The working group provided the following recommendations and specific examples for each to the NHLBI regarding areas of need and opportunity in the science and engineering of myocardial recovery associated with MCS.

  1. Explore mechanistic approaches at the genetic, molecular, cellular, microstructural, or physiological level to improve the understanding of myocardial recovery and develop novel interventions.
    1. Assess the incidence, completeness, and sustainability of recovery using integrated physiology.
    2. Determine and exploit the mechanistic link between alterations in MCS pressure-volume loading profiles associated with myocardial recovery (i.e., identify and optimize biomechanical loading regimens that predict or contribute to sustained myocardial recovery).
    3. Develop methodologies to follow and optimize sustained recovery in post-explant patients including novel imaging and sensor technologies.
    4. Identify associations between molecular, hematologic, and/or biochemical markers and hemodynamic/clinical parameters that: 1) define clinical recovery or 2) define maladaptive consequences during MCS.
    5. Interrogate genetic/genomic responses in recovery that may be relevant to the broader HF population.
  2. Utilize epidemiological approaches and population based studies to identify the associative host factors and MCS device characteristics that influence the incidence and degree of myocardial recovery associated with MCS.
    1. Distinguish between favorable and unfavorable host factors that affect recovery with MCS (i.e., age, sex, genetics, disease state, duration of HF, etc.).
    2. Identify the biological and clinical determinants of the degree and sustainability of recovery.
    3. Assess the degree and sustainability of recovery in HF populations receiving MCS and non-MCS interventions.
    4. Determine favorable and unfavorable device characteristics or clinical events related to devices that influence myocardial recovery (e.g., unloading characteristics, flow characteristics, the impact of MCS adverse events on recovery and understanding MCS effects on the cardiovascular system to reduce them).
  3. Leverage innovative strategies and approaches to investigate the science and engineering of myocardial recovery with MCS.
    1. ​Develop appropriate animal models for targeted mechanistic studies of myocardial recovery.
    2. Develop objective measures of unloading and reloading of myocardium using advanced imaging modalities and sensors, metabolic techniques, and physiological data.
    3. Develop novel MCS device designs and control strategies that could enhance myocardial recovery.
    4. Develop a bio-repository to implement high priority recommendations.
    5. Leverage existing networks (i.e., data sources such as clinical registries) to implement translational and/or clinical studies of recovery.
    6. Develop specialized expertise and infrastructure for preclinical testing of novel adjunctive therapies to promote myocardial recovery.
    7. Translate novel adjuvant interventions (shown in preclinical studies or human lab-based studies to enhance recovery) into clinical therapies through randomized clinical trials or other novel adaptive trial designs.
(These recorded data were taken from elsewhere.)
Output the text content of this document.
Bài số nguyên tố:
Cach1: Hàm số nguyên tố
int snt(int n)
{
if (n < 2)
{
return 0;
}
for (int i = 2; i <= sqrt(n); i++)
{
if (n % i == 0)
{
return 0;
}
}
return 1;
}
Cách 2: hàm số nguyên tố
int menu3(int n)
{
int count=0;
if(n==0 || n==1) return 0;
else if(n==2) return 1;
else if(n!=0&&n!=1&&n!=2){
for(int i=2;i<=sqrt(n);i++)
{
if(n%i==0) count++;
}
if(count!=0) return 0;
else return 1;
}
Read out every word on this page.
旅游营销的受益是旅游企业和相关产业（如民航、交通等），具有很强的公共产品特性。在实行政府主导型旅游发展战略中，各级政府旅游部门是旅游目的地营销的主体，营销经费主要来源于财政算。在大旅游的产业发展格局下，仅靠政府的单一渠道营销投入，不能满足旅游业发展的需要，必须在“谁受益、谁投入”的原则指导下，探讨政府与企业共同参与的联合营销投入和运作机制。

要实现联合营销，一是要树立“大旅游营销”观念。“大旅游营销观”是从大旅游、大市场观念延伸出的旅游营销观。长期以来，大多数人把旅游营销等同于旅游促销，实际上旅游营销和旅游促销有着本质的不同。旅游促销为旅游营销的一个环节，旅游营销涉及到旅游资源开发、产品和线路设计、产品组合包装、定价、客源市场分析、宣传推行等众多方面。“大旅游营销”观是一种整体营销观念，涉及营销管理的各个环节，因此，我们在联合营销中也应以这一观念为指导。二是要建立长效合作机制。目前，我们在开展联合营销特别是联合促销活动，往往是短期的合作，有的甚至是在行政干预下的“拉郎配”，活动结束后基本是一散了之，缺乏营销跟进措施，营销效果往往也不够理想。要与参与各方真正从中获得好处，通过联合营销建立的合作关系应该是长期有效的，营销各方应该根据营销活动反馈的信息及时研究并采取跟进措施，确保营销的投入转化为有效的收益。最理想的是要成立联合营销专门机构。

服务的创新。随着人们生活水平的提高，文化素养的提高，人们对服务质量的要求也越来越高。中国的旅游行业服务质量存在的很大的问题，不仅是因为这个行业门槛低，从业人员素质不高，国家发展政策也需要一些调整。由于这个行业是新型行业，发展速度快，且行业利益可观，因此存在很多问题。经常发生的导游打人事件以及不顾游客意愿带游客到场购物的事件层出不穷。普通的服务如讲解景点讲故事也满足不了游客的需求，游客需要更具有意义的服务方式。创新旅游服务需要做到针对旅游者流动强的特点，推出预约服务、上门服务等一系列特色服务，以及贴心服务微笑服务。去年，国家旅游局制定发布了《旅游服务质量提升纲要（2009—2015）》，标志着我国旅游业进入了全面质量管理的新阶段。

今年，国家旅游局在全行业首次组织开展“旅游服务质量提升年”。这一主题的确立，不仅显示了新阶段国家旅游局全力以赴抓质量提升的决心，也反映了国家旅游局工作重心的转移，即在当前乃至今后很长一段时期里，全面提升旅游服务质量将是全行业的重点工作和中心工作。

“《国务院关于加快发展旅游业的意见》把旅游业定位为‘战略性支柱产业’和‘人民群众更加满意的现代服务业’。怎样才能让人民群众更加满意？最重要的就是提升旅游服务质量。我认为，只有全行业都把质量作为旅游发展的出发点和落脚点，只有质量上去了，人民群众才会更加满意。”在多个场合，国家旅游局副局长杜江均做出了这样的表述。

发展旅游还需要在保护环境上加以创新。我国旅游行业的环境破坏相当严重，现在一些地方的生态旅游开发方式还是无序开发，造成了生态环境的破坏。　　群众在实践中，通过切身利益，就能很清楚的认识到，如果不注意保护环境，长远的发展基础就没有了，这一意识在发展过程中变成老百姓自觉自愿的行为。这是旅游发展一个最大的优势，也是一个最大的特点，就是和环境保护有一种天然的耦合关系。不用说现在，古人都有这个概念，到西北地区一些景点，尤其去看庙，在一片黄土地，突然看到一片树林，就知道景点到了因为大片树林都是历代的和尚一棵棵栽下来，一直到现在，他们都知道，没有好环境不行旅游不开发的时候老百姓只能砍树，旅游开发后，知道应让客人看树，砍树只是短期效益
The Working Group recommended inclusion of adult and pediatric populations.  The research efforts should, when appropriate, include patient-reported outcomes and cost data to allow study of the effect of interventions aimed at recovery on quality-of-life and cost-effectiveness.

The Working Group also developed the following working definition of cardiac recovery

“A reversal of the pathological state of the myocardium with significant improvement in cardiac structure and function sufficient to achieve a sustained remission from the heart failure phenotype.”

Publication Plans:

A manuscript is planned for a peer-reviewed publication.